QRecall

Mark Gerber wrote:I tried using Activity Monitor to stop the runaway process but, while QRecallHelper did disappear from Activity Monitor, the QRecall Activity window showed it was still hanging.

That's would be expected. When a process simply "disappears" (which is what happens if you force quit it), it will take awhile for the activity monitor to figure out that the process is never coming back and remove its status from the window.

I have submitted a support ticket to OtherWorld Computing and I'm hoping they might have some clue. Or is it possible something in the network would initiate the connect/reconnect sequence?

Sporadic network communications problems could easily be the culprit. Especially if you are using wireless networking. Interference, noise, sunspots, or gremlins can often cause a wireless client to lose its connection and reconnect. This plays havoc with services that must maintain a continuous connection to a service, like a network volume.

Mark Gerber wrote:How can I stop this process?

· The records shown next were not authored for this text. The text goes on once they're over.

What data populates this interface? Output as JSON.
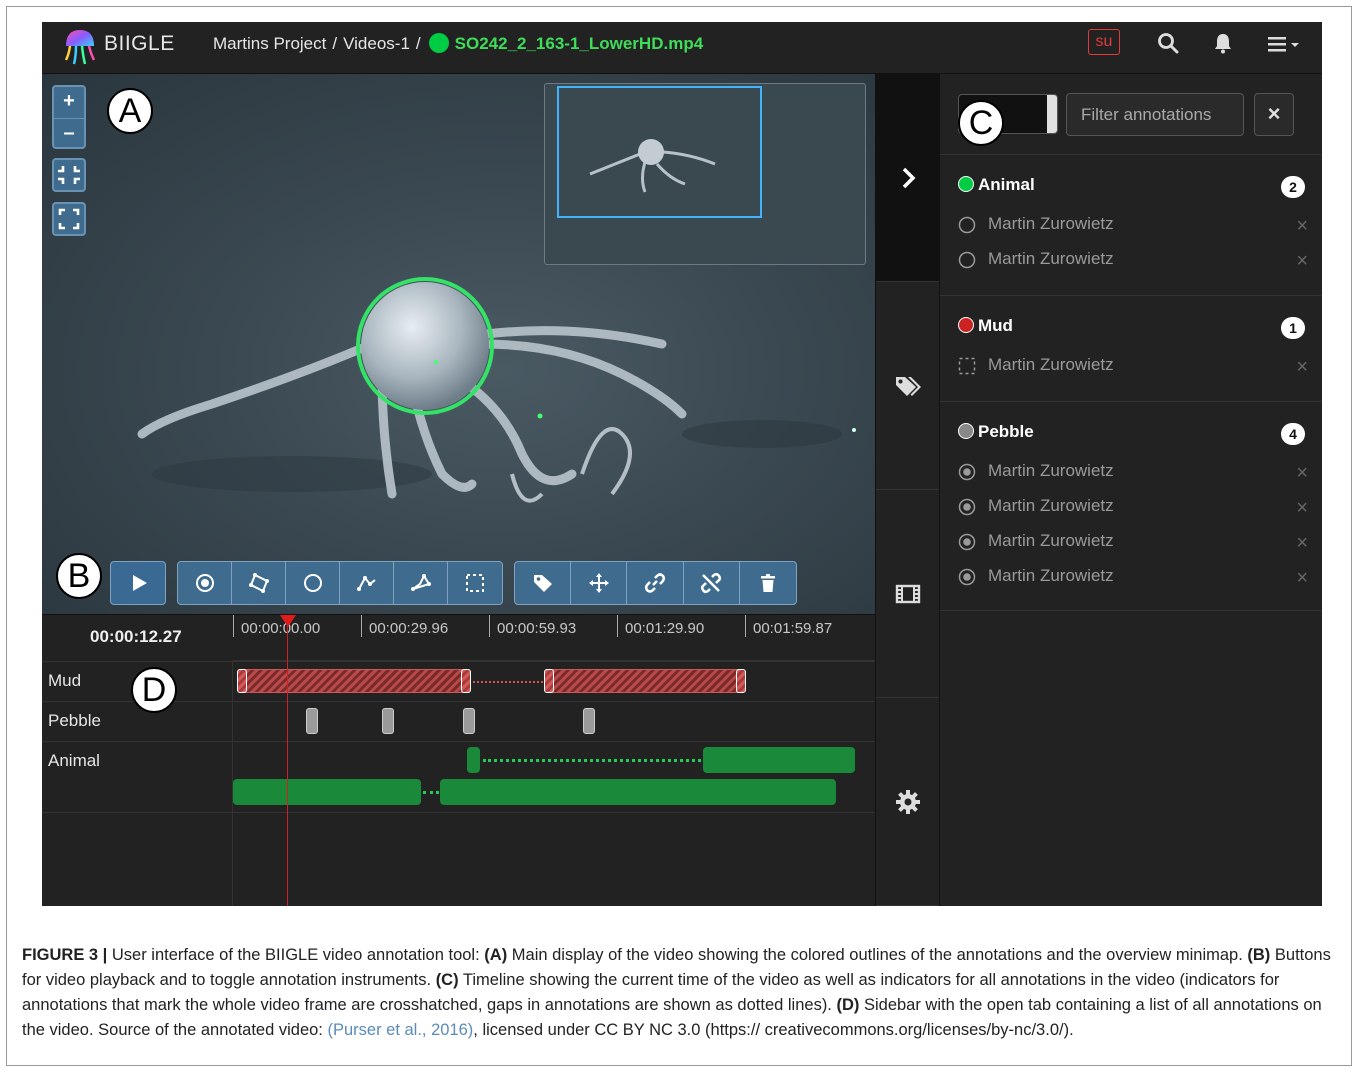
{
  "app": {
    "brand": "BIIGLE",
    "breadcrumb_project": "Martins Project",
    "breadcrumb_volume": "Videos-1",
    "breadcrumb_sep": "/",
    "file_name": "SO242_2_163-1_LowerHD.mp4",
    "file_color": "#00cc44",
    "user_badge": "su"
  },
  "nav_icons": [
    "search-icon",
    "bell-icon",
    "menu-icon"
  ],
  "video": {
    "zoom_in": "+",
    "zoom_out": "–"
  },
  "panel_letters": {
    "a": "A",
    "b": "B",
    "c": "C",
    "d": "D"
  },
  "timeline": {
    "current_time": "00:00:12.27",
    "ticks": [
      "00:00:00.00",
      "00:00:29.96",
      "00:00:59.93",
      "00:01:29.90",
      "00:01:59.87"
    ],
    "tracks": [
      "Mud",
      "Pebble",
      "Animal"
    ]
  },
  "sidebar": {
    "filter_placeholder": "Filter annotations",
    "clear_label": "×",
    "groups": [
      {
        "label": "Animal",
        "color": "#00cc44",
        "count": "2",
        "annotations": [
          {
            "shape": "circle",
            "user": "Martin Zurowietz"
          },
          {
            "shape": "circle",
            "user": "Martin Zurowietz"
          }
        ]
      },
      {
        "label": "Mud",
        "color": "#cc2222",
        "count": "1",
        "annotations": [
          {
            "shape": "wholeframe",
            "user": "Martin Zurowietz"
          }
        ]
      },
      {
        "label": "Pebble",
        "color": "#888888",
        "count": "4",
        "annotations": [
          {
            "shape": "point",
            "user": "Martin Zurowietz"
          },
          {
            "shape": "point",
            "user": "Martin Zurowietz"
          },
          {
            "shape": "point",
            "user": "Martin Zurowietz"
          },
          {
            "shape": "point",
            "user": "Martin Zurowietz"
          }
        ]
      }
    ],
    "delete_label": "×"
  },
  "caption": {
    "fig_label": "FIGURE 3 |",
    "intro": " User interface of the BIIGLE video annotation tool: ",
    "a_label": "(A)",
    "a_text": " Main display of the video showing the colored outlines of the annotations and the overview minimap. ",
    "b_label": "(B)",
    "b_text": " Buttons for video playback and to toggle annotation instruments. ",
    "c_label": "(C)",
    "c_text": " Timeline showing the current time of the video as well as indicators for all annotations in the video (indicators for annotations that mark the whole video frame are crosshatched, gaps in annotations are shown as dotted lines). ",
    "d_label": "(D)",
    "d_text": " Sidebar with the open tab containing a list of all annotations on the video. Source of the annotated video: ",
    "citation": "(Purser et al., 2016)",
    "license": ", licensed under CC BY NC 3.0 (https:// creativecommons.org/licenses/by-nc/3.0/)."
  }
}
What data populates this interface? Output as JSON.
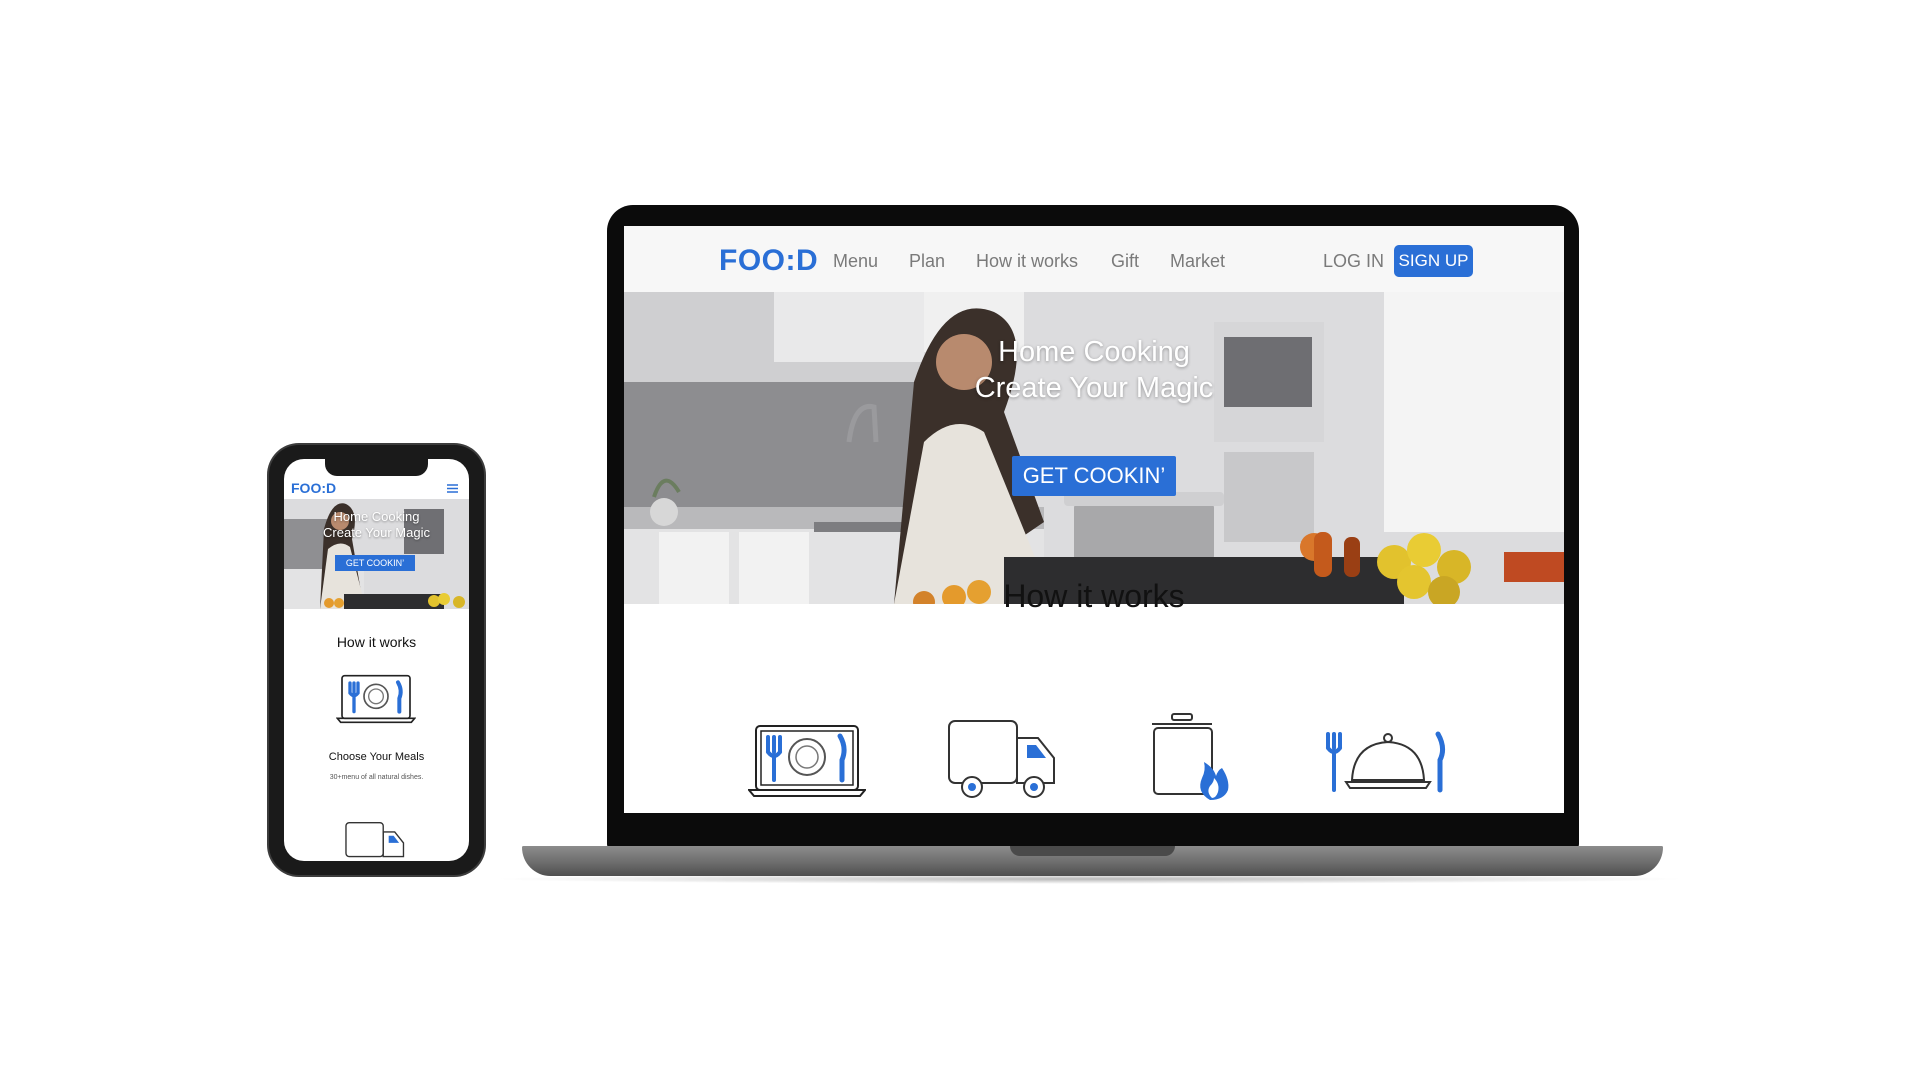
{
  "colors": {
    "brand": "#2a6fd6",
    "nav_text": "#7a7a7a",
    "hero_text": "#ffffff"
  },
  "desktop": {
    "logo": "FOO:D",
    "nav_items": [
      "Menu",
      "Plan",
      "How it works",
      "Gift",
      "Market"
    ],
    "login": "LOG IN",
    "signup": "SIGN UP",
    "hero": {
      "line1": "Home Cooking",
      "line2": "Create Your Magic",
      "cta": "GET COOKIN’"
    },
    "how_title": "How it works",
    "icons": [
      "laptop-plate-icon",
      "delivery-truck-icon",
      "cooking-pot-flame-icon",
      "serving-cloche-icon"
    ]
  },
  "mobile": {
    "logo": "FOO:D",
    "menu_icon": "hamburger-icon",
    "hero": {
      "line1": "Home Cooking",
      "line2": "Create Your Magic",
      "cta": "GET COOKIN’"
    },
    "how_title": "How it works",
    "step1_title": "Choose Your Meals",
    "step1_desc": "30+menu of all natural dishes."
  }
}
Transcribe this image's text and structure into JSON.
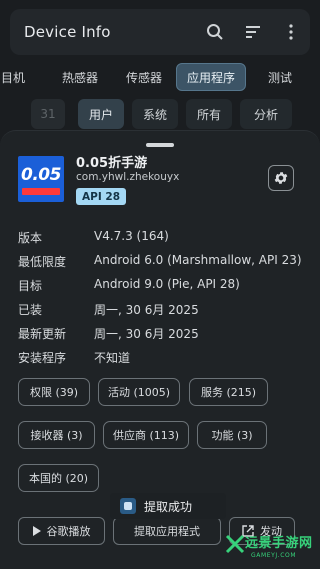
{
  "header": {
    "title": "Device Info",
    "icons": [
      "search-icon",
      "sort-icon",
      "more-vert-icon"
    ]
  },
  "tabs": [
    {
      "label": "相机",
      "clipped_label": "目机",
      "active": false
    },
    {
      "label": "传感器",
      "clipped_label": "热感器",
      "active": false
    },
    {
      "label": "传感器",
      "active": false
    },
    {
      "label": "应用程序",
      "active": true
    },
    {
      "label": "测试",
      "active": false
    }
  ],
  "filters": {
    "count": "31",
    "items": [
      "用户",
      "系统",
      "所有",
      "分析"
    ],
    "active": "用户"
  },
  "app": {
    "name": "0.05折手游",
    "package": "com.yhwl.zhekouyx",
    "api_badge": "API 28",
    "logo_text": "0.05",
    "logo_icon": "app-logo-icon"
  },
  "details": [
    {
      "key": "版本",
      "value": "V4.7.3 (164)"
    },
    {
      "key": "最低限度",
      "value": "Android 6.0 (Marshmallow, API 23)"
    },
    {
      "key": "目标",
      "value": "Android 9.0 (Pie, API 28)"
    },
    {
      "key": "已装",
      "value": "周一, 30 6月 2025"
    },
    {
      "key": "最新更新",
      "value": "周一, 30 6月 2025"
    },
    {
      "key": "安装程序",
      "value": "不知道"
    }
  ],
  "pills": [
    "权限 (39)",
    "活动 (1005)",
    "服务 (215)",
    "接收器 (3)",
    "供应商 (113)",
    "功能 (3)",
    "本国的 (20)"
  ],
  "actions": {
    "play_store": "谷歌播放",
    "extract": "提取应用程式",
    "launch": "发动"
  },
  "toast": "提取成功",
  "watermark": {
    "text": "远景手游网",
    "sub": "GAMEYJ.COM"
  },
  "colors": {
    "background": "#1a1d20",
    "sheet": "#1f2326",
    "active_tab": "#3c5466",
    "badge": "#a4d8f4",
    "watermark": "#37d27b"
  }
}
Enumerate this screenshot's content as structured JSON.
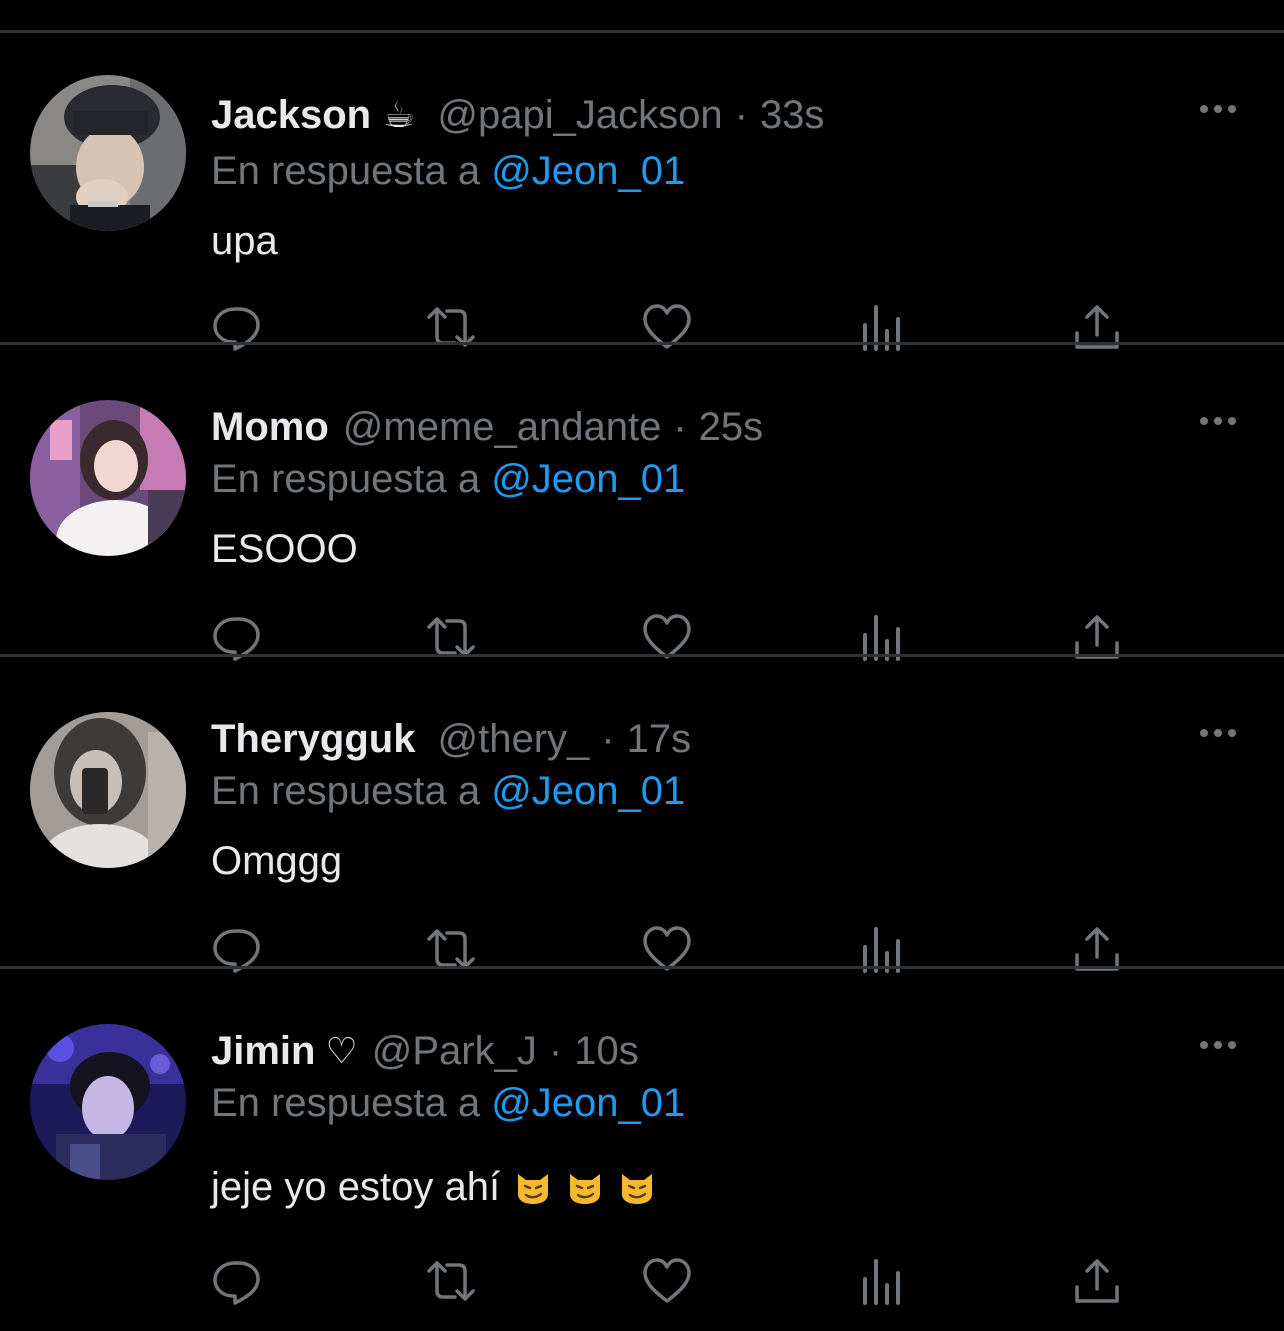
{
  "reply_prefix": "En respuesta a",
  "tweets": [
    {
      "name": "Jackson",
      "badge": "☕",
      "handle": "@papi_Jackson",
      "separator": "·",
      "time": "33s",
      "reply_to": "@Jeon_01",
      "text": "upa"
    },
    {
      "name": "Momo",
      "badge": "",
      "handle": "@meme_andante",
      "separator": "·",
      "time": "25s",
      "reply_to": "@Jeon_01",
      "text": "ESOOO"
    },
    {
      "name": "Therygguk",
      "badge": "",
      "handle": "@thery_",
      "separator": "·",
      "time": "17s",
      "reply_to": "@Jeon_01",
      "text": "Omggg"
    },
    {
      "name": "Jimin",
      "badge": "♡",
      "handle": "@Park_J",
      "separator": "·",
      "time": "10s",
      "reply_to": "@Jeon_01",
      "text": "jeje yo estoy ahí",
      "emojis": [
        "smirking-cat-emoji",
        "smirking-cat-emoji",
        "smirking-cat-emoji"
      ]
    }
  ],
  "colors": {
    "background": "#000000",
    "primary_text": "#e7e9ea",
    "secondary_text": "#71767b",
    "link": "#1d9bf0",
    "divider": "#2f3336"
  },
  "icons": {
    "more": "more-horizontal-icon",
    "reply": "reply-icon",
    "retweet": "retweet-icon",
    "like": "heart-icon",
    "views": "views-icon",
    "share": "share-icon"
  }
}
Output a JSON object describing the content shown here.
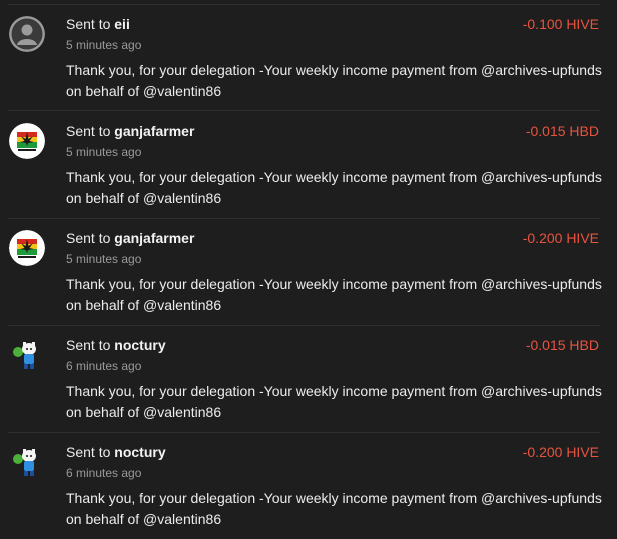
{
  "transactions": [
    {
      "prefix": "Sent to",
      "recipient": "eii",
      "time": "5 minutes ago",
      "amount": "-0.100 HIVE",
      "memo": "Thank you, for your delegation -Your weekly income payment from @archives-upfunds on behalf of @valentin86",
      "avatar": "default-user-icon"
    },
    {
      "prefix": "Sent to",
      "recipient": "ganjafarmer",
      "time": "5 minutes ago",
      "amount": "-0.015 HBD",
      "memo": "Thank you, for your delegation -Your weekly income payment from @archives-upfunds on behalf of @valentin86",
      "avatar": "ganjafarmer-logo"
    },
    {
      "prefix": "Sent to",
      "recipient": "ganjafarmer",
      "time": "5 minutes ago",
      "amount": "-0.200 HIVE",
      "memo": "Thank you, for your delegation -Your weekly income payment from @archives-upfunds on behalf of @valentin86",
      "avatar": "ganjafarmer-logo"
    },
    {
      "prefix": "Sent to",
      "recipient": "noctury",
      "time": "6 minutes ago",
      "amount": "-0.015 HBD",
      "memo": "Thank you, for your delegation -Your weekly income payment from @archives-upfunds on behalf of @valentin86",
      "avatar": "cartoon-character-avatar"
    },
    {
      "prefix": "Sent to",
      "recipient": "noctury",
      "time": "6 minutes ago",
      "amount": "-0.200 HIVE",
      "memo": "Thank you, for your delegation -Your weekly income payment from @archives-upfunds on behalf of @valentin86",
      "avatar": "cartoon-character-avatar"
    }
  ],
  "colors": {
    "background": "#1e1e1f",
    "amount": "#e8543f",
    "timestamp": "#9a9a9a",
    "divider": "#2e2e30"
  }
}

If you ever have a run-away QRecall process, it can be stopped using the Activity Monitor (or the Terminal or any similar tool of your choice).

Open the Activity Monitor and find the QRecallHelper process (there will be one instance of QRecallHelper for every running command or action. Select the process and click the Quit Process icon or choose View > Quit Process. Try doing a Quit first (this is equivelent to clicking the stop button in the Activity Window). If that doesn't have any effect, use Force Quit.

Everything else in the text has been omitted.